REPUBLIKA.CO.ID, JAKARTA -- Direktur Urusan Agama Islam dan Pembinaan Syariah Kementerian Agama (Kemenag), Juraidi mengatakan, kemungkinan besar Hari Raya Idul Fitri 2018 akan dilaksanakan secara bersamaan. Hal itu karena posisi hilal sudah berada di atas ufuk.

"Kemungkinan besar berbarengan semua metode hisab rukyat, karena posisi hilal sudah di atas ufuk di seluruh Indonesia dan sudah cukup tinggi," ujar Juraidi saat dihubungi Republika.co.id, Kamis (7/6).

Kendati demikian, penetapannya harus tetap melalui proses sidang itsbat yang rencananya akan dilaksanakan pada Kamis (14/6) mendatang di Auditorium HM. Rasjidi, Kemenag, Jl. MH. Thamrin No. 6, Jakarta. "Tapi penetapannya harus oleh pemerintah (ulil amri) melalui mekanisme sidang itsbat," ucapnya.
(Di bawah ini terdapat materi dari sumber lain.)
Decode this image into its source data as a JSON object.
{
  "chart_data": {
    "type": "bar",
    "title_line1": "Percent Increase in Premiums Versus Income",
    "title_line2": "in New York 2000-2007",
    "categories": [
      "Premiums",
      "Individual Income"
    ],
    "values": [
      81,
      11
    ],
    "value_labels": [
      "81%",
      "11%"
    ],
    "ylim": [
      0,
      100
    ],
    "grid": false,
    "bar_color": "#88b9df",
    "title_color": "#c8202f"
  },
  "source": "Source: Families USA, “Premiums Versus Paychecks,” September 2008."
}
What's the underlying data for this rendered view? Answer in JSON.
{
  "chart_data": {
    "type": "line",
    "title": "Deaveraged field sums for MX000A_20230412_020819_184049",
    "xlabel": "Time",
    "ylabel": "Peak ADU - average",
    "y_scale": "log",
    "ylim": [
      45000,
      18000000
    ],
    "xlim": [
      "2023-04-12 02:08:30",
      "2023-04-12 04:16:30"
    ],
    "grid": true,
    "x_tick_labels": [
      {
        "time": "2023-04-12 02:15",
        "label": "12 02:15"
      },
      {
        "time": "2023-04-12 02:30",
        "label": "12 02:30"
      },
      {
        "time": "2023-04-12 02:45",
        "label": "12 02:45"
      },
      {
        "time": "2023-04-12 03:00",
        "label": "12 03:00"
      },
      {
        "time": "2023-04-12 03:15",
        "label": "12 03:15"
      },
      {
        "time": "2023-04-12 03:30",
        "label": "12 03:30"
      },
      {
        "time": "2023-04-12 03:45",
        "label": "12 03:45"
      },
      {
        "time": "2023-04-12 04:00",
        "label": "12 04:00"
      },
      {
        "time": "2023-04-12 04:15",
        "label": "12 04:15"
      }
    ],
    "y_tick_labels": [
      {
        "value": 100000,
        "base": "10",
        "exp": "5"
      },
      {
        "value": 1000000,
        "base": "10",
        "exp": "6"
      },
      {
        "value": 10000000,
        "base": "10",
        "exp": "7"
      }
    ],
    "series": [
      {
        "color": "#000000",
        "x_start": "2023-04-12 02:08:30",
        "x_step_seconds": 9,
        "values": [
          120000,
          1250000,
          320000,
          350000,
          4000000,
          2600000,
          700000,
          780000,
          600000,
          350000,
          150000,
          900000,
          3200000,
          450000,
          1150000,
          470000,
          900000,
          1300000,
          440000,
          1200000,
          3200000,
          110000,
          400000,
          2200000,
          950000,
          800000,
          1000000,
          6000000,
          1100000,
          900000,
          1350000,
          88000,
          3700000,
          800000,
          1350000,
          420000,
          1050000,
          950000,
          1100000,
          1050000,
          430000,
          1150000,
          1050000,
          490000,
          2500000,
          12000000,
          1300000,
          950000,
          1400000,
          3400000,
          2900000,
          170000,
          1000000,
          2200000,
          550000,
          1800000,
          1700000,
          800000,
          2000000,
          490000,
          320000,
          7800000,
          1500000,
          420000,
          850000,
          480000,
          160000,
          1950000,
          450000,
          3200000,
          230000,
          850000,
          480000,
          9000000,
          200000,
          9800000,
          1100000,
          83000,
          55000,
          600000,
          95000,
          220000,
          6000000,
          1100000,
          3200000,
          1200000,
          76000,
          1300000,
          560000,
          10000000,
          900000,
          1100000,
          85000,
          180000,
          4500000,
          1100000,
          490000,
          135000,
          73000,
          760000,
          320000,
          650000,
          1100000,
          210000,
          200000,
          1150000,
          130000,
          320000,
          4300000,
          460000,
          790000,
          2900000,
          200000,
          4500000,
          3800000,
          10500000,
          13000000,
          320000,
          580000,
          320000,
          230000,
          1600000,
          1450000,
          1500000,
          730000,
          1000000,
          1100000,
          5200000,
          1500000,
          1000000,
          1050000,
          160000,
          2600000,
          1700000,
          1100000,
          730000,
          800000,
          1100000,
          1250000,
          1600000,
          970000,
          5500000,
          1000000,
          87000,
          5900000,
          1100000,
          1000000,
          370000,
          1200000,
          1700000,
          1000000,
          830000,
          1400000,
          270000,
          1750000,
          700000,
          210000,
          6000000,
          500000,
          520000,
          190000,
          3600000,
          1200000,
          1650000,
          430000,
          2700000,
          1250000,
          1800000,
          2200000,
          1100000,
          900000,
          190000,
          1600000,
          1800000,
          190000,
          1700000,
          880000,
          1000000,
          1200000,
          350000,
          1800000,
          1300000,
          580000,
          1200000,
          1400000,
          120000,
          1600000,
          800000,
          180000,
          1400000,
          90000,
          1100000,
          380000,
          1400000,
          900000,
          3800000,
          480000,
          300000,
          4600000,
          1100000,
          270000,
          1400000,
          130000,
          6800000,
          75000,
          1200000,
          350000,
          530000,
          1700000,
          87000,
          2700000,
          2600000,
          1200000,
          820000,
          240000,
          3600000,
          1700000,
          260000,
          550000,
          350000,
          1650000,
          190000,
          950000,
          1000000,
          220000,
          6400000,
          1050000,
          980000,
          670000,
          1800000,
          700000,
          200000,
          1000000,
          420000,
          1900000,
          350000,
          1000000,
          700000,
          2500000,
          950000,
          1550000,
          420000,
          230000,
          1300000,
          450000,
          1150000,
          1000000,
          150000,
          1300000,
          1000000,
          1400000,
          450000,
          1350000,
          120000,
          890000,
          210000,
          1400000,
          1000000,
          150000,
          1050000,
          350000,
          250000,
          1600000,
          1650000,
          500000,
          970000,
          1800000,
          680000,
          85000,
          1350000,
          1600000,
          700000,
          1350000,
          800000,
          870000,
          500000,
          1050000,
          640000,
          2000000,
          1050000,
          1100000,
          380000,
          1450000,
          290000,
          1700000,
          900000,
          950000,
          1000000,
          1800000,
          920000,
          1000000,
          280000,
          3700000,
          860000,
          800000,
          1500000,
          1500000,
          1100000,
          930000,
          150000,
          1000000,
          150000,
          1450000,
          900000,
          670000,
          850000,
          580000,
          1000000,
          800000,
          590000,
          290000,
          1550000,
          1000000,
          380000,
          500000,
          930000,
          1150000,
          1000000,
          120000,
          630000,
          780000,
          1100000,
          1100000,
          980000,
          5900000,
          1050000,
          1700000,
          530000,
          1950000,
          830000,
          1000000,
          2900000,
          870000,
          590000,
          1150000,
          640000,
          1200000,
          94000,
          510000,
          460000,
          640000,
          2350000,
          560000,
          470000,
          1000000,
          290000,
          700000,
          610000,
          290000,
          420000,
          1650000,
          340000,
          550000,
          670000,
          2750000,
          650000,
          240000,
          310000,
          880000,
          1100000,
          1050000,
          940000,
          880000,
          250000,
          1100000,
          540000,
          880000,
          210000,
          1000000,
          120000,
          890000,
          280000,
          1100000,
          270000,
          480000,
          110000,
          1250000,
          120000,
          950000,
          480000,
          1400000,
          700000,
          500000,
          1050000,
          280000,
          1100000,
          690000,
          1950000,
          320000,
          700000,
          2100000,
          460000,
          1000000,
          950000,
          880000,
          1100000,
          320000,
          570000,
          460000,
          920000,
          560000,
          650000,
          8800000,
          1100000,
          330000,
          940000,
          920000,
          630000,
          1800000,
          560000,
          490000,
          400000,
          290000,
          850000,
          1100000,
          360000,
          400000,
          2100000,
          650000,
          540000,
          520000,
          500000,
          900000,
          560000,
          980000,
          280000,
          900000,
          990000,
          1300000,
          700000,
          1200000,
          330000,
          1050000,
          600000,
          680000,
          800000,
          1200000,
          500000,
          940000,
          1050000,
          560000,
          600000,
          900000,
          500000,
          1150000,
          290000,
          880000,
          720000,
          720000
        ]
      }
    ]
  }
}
Menteri Agama Lukman Hakim Saifuddin dijadwalkan akan memimpin langsung sidang itsbat penetapan Idul Fitri 2018. Sidang itsbat akan dihadiri duta besar negara sahabat, Mahkamah Agung, Badan Meteorologi, Klimatologi dan Geofisika (BMKG), Lembaga Penerbangan dan Antariksa Nasional (LAPAN), Badan Informasi Geospasial (BIG), Bosscha Institut Teknologi Bandung (ITB), Planetarium, pakar falak dari ormas-ormas Islam, pejabat eselon I dan II Kementerian Agama, dan tim hisab dan rukyat Kementerian Agama.

"Sidang itsbat wujud kebersamaan Kemenag dengan ormas Islam dan instansi terkait dalam menetapkan awal bulan qamariyah, terutama Ramadhan, Syawal, dan Dzulhijjah," kata Juraidi.

Rangkaian sidang itsbat akan diawali dengan pemaparan secara terbuka mengenai posisi hilal berdasarkan data hisab oleh pakar astronomi. Data hisab menunjukan ijtimak menjelang Syawal 1439H jatuh pada Kamis (14/7) sekitar pukul 02.43 WIB. Tinggi hilal pada saat matahari terbenam di seluruh wilayah Indonesia berkisar antara 6° 4' sampai 7° 34'.

"Rukyatul hilal akan dilaksanakan pada Kamis sore," jelasnya.

Selepas maghrib, digelar sidang itsbat secara tertutup yang dipimpin menteri agama. Dalam sidang tersebut, Direktur Urais dan Binsyar akan melaporkan hasil pemantauan hilal (rukyatul hilal) yang dilakukan pada 95 titik lokasi di seluruh Indonesia. "Laporan itu akan dijadikan dasar pengambilan keputusan penetapan 1 Syawal," katanya.

Usai sidang, menteri agama akan menggelar konferensi pers mengenai hasil sidang itsbat, yaitu Penetapan Pemerintah tentang Idul Fitri 1 Syawal 1439H/2018M.